Em
2011, quando ocorreu o massacre na escola do Realengo, no primeiro dia após a
tragédia escrevi que aquela era a cereja do bolo para os jornalistas naquele
ano, assim como o caso Nardoni fora em 2008 (leia aqui). Até aquele momento, o noticiário
se prendeu na notícia, como deveria ser. Mas o que se viu nos dias seguintes
foi uma ostentação midiática em torno do acontecimento desnecessária, para não
dizer podre. Durante semanas explicando o viés do assassino, mostrando os
vídeos caseiros que ele tinha gravado antes de sair atirando nas crianças,
transformou-o em celebridade, assim como foi com Suzane Von Richthofen. Além de
levantar a carreira póstuma da “vítima que virou assassino”, o jornalismo fez questão
de mostrar o drama pessoal das famílias das vítimas com um carregamento de
drama digno de uma novela do Manoel Carlos.

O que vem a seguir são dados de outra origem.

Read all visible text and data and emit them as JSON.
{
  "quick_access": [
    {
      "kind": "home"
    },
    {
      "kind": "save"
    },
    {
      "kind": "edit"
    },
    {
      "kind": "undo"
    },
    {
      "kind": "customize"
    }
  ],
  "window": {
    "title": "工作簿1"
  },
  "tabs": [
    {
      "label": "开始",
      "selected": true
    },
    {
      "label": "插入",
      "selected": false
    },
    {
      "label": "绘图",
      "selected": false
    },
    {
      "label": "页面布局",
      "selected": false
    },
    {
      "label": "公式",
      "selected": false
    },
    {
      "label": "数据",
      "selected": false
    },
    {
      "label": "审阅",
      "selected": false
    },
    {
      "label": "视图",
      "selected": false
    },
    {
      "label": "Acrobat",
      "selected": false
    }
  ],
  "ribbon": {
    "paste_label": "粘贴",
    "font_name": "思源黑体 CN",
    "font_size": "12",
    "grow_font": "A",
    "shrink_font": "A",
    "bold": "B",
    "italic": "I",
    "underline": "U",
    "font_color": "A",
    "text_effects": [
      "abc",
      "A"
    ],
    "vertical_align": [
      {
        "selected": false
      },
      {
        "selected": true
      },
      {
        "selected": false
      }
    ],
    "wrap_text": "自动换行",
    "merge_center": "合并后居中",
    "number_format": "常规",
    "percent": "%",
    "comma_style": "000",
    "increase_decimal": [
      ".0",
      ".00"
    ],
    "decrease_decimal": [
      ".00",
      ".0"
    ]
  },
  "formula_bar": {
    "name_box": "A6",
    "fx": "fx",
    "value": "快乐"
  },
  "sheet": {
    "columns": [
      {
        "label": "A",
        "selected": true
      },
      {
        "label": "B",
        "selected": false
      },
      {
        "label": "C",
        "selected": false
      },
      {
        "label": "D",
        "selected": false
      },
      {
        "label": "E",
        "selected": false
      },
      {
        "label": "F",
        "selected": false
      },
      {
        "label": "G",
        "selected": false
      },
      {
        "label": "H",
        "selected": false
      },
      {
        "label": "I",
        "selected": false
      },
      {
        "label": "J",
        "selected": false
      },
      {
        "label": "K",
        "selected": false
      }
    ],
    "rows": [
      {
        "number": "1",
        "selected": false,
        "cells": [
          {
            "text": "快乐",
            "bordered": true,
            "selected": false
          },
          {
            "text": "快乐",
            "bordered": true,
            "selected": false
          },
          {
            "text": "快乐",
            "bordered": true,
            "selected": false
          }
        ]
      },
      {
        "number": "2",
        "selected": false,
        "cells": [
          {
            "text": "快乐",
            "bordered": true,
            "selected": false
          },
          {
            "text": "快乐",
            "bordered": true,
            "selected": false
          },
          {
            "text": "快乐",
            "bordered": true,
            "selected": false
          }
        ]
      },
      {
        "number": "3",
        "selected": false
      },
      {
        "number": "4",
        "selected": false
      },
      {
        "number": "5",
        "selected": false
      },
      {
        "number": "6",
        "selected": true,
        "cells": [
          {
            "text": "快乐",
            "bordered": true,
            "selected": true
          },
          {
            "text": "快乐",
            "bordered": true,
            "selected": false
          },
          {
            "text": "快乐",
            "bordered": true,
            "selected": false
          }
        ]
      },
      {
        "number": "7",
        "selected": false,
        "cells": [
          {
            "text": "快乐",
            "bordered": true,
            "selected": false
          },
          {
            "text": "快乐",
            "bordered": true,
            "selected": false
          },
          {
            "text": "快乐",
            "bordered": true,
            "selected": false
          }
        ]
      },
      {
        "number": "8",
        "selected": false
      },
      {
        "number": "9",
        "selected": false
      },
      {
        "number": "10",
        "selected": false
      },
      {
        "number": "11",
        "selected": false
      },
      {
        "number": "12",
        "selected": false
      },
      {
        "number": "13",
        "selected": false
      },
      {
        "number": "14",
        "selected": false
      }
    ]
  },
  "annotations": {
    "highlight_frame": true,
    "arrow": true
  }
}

Ano após ano a mídia popular se beneficia da dor alheia. A da vez é uma das mais impactantes. O horror que as pessoas que estavam dentro da Boate Kiss em Santa Maria (RS) passaram é algo difícil de imaginar e o sentimento das dezenas de famílias é de um luto que não cabe em uma tela da televisão. Mas a televisão fará de tudo para encontrar o melhor ângulo de exteriorizar esse pesar.
A
fórmula será a mesma do sequestro da Eloá ou da queda do avião da Tam. Nos três
primeiros dias a busca desenfreada por notícia. Uma cobertura especial com
repórteres espalhados pela cidade entrevistando todo tipo de autoridade no
assunto, parentes, amigos e amigos dos amigos da vítima, e no final uma edição
especial do telejornal com o apresentador em frente o local da tragédia como
“forma de se aproximar da população”. A partir da primeira semana, depoimentos
de cada família tomará conta das longas edições dos jornais, cada uma mostrando
fotos e arquivos pessoais da vítima. E essa exploração da imagem de alguém que
já não está mais aqui ficará a cargo do bom senso e do preço de cada parente. O
quão famosa a mãe da menina Nardoni não ficou logo após a dor ser diminuída e
ela ganhar destaque gigantesco em edições do Fantástico? Ao final, após duas
semanas, a busca pelos culpados, senão pela causa ou então pela justiça. Esse é
o modelo que veremos nos próximos meses. Quando completar seis meses, um ano,
cinco anos, a ladainha será revivida com a desculpa de “não podemos nos
esquecer”. O que me entristece é que não ficará recluso à televisão já não tão
assistida como há algumas décadas, mas tomará com forças as redes sociais.
Se
há tantos anos essa fórmula é tão descaradamente vendida, é porque ela é muito
bem comprada. Na televisão, os noticiários vespertinos têm mais sangue que a
cena do elevador de O Iluminado. E a audiência
desse tipo mequetrefe de se fazer televisão é o que levanta a audiência de
vários canais.
Como
se não bastasse, agora na internet, o próprio internauta não formador de
opinião pública forma uma opinião pública e, duas correntes se destacam em
busca de atenção: a do falso moralismo e a do contra o falso moralismo. É realmente
necessário mostrar sofreguidão como a Lady Gaga que postou uma foto rezando pelas vítimas de
Santa Maria em seu Twitter ou criar páginas de “Luto” com imagens dramáticas? E
é realmente necessária uma postura politicamente incorreta para se mostrar ser
um Rafinha Bastos? Este último que por sinal, na atual tragédia, ao invés de postar
piadas, postou os telefones de todos os órgãos competentes que estão ajudando
as vítimas de Santa Maria. Esta última crítica atinge inclusive a mim que já
escrevi besteiras em outras ocasiões que me arrependo de ter escrito e que com
o passar dos anos minha postura vem constantemente mudando. Coisas da idade que
chega junto ao suposto amadurecimento como pessoa.
O
que eu quero ver na TV e na internet em relação ao incêndio na boate Kiss? Um
serviço público decente em relação aos feridos e suas famílias, uma forma de
saber como ajudar os hospitais do Rio Grande do Sul, um manual de prevenção contando
o que fazer em uma situação desesperadora como esta fora e o acompanhamento de
uma fiscalização bem conduzida em casas noturnas de todo o país para evitar que
uma desgraça como essa se repita. Poupe-me das lágrimas alheias. Isso é pessoal
e intransferível. Se já está na tela, já é um erro.